Des pirates ont réussi à se faire élire en Allemagne, en Suède et en Islande. La France reste un terrain à conquérir. | Morgane Tual / Le Monde

« Ce n’est pas une fin en soi les législatives, c’est le début d’une aventure. » Florie Marie est lucide : ses chances de devenir députée sont maigres, très maigres. Comme celles des 57 autres candidats du Parti pirate qui se présentent aux élections législatives, un nombre divisé par deux par rapport à 2012. Alors que les pirates triomphent en Islande, où ils ont manqué de peu les portes du pouvoir en 2016, et ont réussi ces dernières années à rafler quelques députés européens en Suède et en Allemagne, en France, ils semblent loin de pouvoir « pirater l’Assemblée » dans l’immédiat, comme Florie Marie le souhaiterait.
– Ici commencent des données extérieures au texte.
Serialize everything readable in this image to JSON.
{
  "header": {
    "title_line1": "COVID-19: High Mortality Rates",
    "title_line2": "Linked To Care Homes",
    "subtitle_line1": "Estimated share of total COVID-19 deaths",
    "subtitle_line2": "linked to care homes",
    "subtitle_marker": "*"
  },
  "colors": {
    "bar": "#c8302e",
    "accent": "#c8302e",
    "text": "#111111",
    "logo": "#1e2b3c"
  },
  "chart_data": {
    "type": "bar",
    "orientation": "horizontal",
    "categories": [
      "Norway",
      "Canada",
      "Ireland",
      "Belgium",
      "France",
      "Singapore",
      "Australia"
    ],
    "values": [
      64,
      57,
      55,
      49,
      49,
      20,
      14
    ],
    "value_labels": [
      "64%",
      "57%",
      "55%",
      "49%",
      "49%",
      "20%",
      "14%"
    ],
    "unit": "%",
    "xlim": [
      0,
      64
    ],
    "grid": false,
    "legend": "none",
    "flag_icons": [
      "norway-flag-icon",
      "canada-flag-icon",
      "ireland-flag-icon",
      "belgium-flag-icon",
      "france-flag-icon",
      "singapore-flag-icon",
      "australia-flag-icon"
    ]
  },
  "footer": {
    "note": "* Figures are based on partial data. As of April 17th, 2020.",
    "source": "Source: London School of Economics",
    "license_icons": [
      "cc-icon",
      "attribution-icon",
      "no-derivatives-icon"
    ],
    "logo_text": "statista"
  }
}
Lundi 5 juin, dans un square ensoleillé de Pantin, la candidate à la 6e circonscription de la Seine-Saint-Denis organisait une rencontre avec les citoyens d’Aubervilliers et de Pantin. En tout, une petite quinzaine ont fait le déplacement – un rassemblement qui ressemble plus à une réunion décontractée d’association qu’à un meeting politique. Et c’est tant mieux, si l’on en croit les discours des participants, simples curieux ou vrais militants, mais tous déçus des partis traditionnels. « En politique, on a tout un courant de partis où le chef parle et les autres disent amen, comme Mélenchon. Et il y en a d’autres ou il y a une démocratie, une jeunesse », plaide Ludovic, 45 ans.
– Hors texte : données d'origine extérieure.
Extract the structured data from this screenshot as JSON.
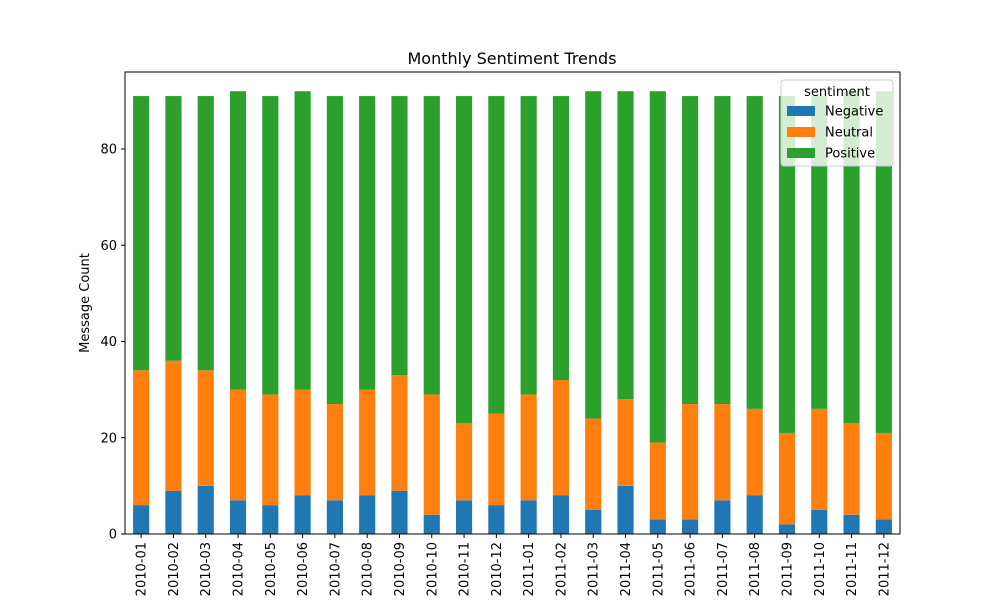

Ici, tout le monde se tutoie et s’appelle par son prénom, « Madame la députée » également, comme l’interpelle, goguenard, un des participants. « Ça fait drôle », répond-elle en souriant. Florie Marie se présente pour la première fois comme députée, après un passé chez Europe Ecologie - Les Verts :

« Ça fait trois ou quatre ans que je suis déçue de ce qui se passe chez eux, ils sont tombés dans les travers des partis traditionnels. J’ai envie de croire que le Parti pirate ne tombera pas dans ce piège-là. »

En découvrant le Parti pirate, elle est, dit-elle, « tombée amoureuse du code des pirates », un court texte en sept points qui énumère les valeurs partagées par les militants. Liberté d’opinion, solidarité et « courage moral » font partie des grands principes. Les pirates « défient les systèmes » et « apprennent de leurs erreurs », nous apprend aussi le « code ». Celui-ci évoque également des thématiques plus précises : la défense de la vie privée contre la surveillance « par l’Etat et l’économie », la promotion de la culture libre et du logiciel libre, l’opposition à la peine de mort et aux « brevets sur les vivants ». Les pirates se disent pacifistes, écolos et « s’appuient sur les ressources qu’offre Internet et par conséquent, pensent et agissent par-delà les frontières ».

Geek revendiquée

Les technologies occupent une place notable dans l’idéologie pirate, depuis ses origines. Le Parti pirate est né en 2006 en Suède, un peu comme une plaisanterie, initiée par le programmeur Rick Falkvinge, agacé que les géants du divertissement et les Etats ne traitent de pirates les promoteurs du partage libre de la culture. A l’époque, la question du piratage des films et de la musique est un énorme enjeu, notamment en Suède, pays de naissance du site The Pirate Bay. De nombreuses internautes pensent alors que le débat est en fait bien plus idéologique que la simple dichotomie « créateurs contre voleurs » souvent présentée par les ayants droit et les autorités.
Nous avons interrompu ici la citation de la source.